Cheresheva and her colleagues from the investigative journalism collaboration Lighthouse Reports obtained visual evidence that refugees have been held in such cage-like structures in Bulgaria – secret facilities which they say are used to “systematically detain people seeking refuge before illegally deporting them.”
Illegal detention sites are ‘inhuman and degrading’
When asked about such illegal migrant detention facilities operating in the country, the Bulgarian Helsinki Committee told InfoMigrants: “These cases are many…holding people in places where they should not be held.” According to Kanev, such structures, whether inside a warehouse or a house, were likely not constructed with the purpose of detaining refugees.
“We have had lots of such cases of people being detained in such types of conditions…They (Bulgarian authorities) can apprehend these people anywhere. And they need to detain them for some period of time while the appropriate authorities come,” he said. “There may not be a police station or other place of detention or reception center or other such facility around. And this is why they resort to such facilities, although it’s totally illegal.”
Kanev said the conditions of detention may be “very bad, inhuman and degrading” with “no toilets, no places to sleep, nothing.”
Frontex spotted at illegal detention sites
According to its December 2022 report, the team of Lighthouse journalists, including Cheresheva, photographed European Border and Coast Guard Agency (Frontex) branded cars parked within a few meters of a cage detaining migrants on three occasions. The journalists also said they obtained internal documents showing there are ten Frontex officers based in Sredets as part of Operation Terra, the agency’s largest land operation.
“Have I seen a Frontex officer pushing back or beating a person with my own eyes? No, but I saw the presence of Frontex and we managed to confirm that there are Frontex officers working in the same building where this black site was located,” Cheresheva said. “They’ve (Frontex and Bulgarian authorities) been working on a common European mission.”
The journalist said she and her colleagues raised the unofficial detention sites with Frontex, which then started an internal investigation.
“We still have not seen results out of it. We hope to see it published. Too many questions, too few answers.”
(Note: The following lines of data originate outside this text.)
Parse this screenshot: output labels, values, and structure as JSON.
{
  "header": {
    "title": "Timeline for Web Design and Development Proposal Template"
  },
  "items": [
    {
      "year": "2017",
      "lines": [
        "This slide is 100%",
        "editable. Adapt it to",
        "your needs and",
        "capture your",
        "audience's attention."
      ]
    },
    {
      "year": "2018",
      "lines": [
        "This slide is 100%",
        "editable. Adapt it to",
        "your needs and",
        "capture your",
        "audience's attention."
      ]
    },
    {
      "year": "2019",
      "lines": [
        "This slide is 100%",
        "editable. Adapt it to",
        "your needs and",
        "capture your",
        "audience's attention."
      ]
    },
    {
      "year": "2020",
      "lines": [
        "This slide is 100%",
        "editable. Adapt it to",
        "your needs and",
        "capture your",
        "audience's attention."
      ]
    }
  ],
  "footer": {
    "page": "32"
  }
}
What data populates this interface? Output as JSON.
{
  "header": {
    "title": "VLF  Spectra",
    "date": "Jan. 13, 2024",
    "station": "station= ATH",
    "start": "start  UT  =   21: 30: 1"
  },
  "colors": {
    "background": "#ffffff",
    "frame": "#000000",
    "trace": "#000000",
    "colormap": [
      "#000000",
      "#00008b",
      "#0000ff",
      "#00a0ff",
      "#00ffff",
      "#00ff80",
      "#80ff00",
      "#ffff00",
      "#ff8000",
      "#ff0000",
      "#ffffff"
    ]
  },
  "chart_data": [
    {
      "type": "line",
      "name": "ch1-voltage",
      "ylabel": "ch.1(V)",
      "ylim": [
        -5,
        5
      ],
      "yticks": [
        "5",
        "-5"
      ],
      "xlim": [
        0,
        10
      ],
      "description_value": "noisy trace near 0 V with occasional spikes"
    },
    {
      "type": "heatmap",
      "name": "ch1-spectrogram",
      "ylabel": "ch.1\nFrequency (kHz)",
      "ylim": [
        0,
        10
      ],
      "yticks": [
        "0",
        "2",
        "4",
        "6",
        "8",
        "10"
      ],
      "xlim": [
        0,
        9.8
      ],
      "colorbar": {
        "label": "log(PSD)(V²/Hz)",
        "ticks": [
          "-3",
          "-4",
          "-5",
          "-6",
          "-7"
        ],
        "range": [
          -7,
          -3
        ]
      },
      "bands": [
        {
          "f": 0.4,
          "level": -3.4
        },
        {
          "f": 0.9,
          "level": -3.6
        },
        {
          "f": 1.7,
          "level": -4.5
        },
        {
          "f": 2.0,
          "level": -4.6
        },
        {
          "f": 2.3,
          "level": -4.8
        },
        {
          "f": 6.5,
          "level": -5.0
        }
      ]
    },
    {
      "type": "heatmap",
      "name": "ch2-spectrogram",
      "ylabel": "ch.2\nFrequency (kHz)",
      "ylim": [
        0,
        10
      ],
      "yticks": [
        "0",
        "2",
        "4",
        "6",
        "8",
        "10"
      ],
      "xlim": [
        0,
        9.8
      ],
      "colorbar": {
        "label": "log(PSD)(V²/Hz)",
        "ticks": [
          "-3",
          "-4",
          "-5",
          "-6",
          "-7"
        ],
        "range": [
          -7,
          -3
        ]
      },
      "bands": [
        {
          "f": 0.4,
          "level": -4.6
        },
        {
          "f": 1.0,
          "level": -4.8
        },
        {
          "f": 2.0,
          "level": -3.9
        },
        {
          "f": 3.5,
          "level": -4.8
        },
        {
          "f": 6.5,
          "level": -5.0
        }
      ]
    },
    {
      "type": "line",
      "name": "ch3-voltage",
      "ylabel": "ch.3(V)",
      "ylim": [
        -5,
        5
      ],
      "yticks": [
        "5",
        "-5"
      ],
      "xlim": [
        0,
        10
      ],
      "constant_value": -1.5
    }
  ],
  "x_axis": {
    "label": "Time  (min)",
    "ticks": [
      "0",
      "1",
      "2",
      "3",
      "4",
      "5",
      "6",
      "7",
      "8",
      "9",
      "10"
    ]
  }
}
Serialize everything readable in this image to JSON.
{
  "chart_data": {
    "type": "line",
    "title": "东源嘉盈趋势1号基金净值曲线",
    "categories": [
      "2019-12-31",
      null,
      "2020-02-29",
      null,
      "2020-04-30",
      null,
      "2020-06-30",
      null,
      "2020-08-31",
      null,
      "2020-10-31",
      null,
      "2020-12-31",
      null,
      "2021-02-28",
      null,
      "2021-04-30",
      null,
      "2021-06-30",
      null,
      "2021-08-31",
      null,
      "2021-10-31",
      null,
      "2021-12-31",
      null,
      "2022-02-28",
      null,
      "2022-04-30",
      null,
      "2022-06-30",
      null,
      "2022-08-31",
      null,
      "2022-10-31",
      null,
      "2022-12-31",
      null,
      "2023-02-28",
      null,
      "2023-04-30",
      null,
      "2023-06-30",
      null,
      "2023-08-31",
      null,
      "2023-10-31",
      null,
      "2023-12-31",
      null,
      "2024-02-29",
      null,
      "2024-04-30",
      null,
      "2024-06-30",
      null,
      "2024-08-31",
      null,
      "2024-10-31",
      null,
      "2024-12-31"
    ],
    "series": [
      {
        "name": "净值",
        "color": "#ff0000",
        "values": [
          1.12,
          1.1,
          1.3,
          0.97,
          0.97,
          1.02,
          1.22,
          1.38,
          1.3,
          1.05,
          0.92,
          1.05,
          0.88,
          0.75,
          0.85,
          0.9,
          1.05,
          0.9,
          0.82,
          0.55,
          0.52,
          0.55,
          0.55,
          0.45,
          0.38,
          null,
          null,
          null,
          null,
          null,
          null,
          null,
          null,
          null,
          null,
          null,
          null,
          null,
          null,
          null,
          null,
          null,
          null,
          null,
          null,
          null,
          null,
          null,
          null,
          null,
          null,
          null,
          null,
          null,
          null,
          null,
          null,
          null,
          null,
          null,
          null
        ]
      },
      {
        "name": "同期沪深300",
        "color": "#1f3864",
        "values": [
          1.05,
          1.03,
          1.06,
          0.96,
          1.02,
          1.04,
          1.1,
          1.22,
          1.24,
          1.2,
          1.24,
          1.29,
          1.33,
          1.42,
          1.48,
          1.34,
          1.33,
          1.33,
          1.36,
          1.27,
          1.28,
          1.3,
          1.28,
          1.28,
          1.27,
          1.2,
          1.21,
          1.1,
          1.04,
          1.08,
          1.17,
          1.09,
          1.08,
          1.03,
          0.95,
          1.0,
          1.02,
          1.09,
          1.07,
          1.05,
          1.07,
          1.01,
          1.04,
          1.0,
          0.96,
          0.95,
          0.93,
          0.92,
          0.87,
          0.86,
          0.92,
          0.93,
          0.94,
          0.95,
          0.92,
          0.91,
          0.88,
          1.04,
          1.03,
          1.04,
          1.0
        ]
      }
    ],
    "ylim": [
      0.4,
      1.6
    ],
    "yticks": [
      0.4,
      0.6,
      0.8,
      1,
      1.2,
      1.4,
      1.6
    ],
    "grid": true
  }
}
Jan Zietara from the Frontex Press Office told InfoMigrants on August 1, however, that EU border watchdog is “not aware of any ‘unofficial migration centre’ in Bulgaria,” adding: “All detected migrants are handled by the host country’s authorities.” As of today, there are 232 officers and staff deployed in Bulgaria, with the figure changing frequently due to short-term deployments of some officers, Frontex said.
Authorities from all sides fall short
InfoMigrants reached out to the European Commission for comment on unofficial detention centers for migrants in Bulgaria. The spokesperson for Home Affairs Anitta Hipper responded on August 16: “Under the Reception Conditions Directive, Member States must provide asylum applicants with material reception conditions, in particular housing, either materially or through financial assistance.”
She added: “People who do not have the right to reside in the EU and are subject to a return procedure under the Return Directive are entitled to basic conditions of subsistence, defined according to national legislation and in respect of their human dignity.”
The press office of Bulgaria’s Interior Ministry, meanwhile, told InfoMigrants on July 18 that “The Border Police General Directorate does not tolerate cases of abuse and violence against persons illegally crossing the border and any report containing sufficient information is investigated thoroughly and accordingly.”
The Bulgarian Helsinki Committee said it was not surprised by the ministry’s response because “they deny all allegations of violence and improper behaviour towards migrants.”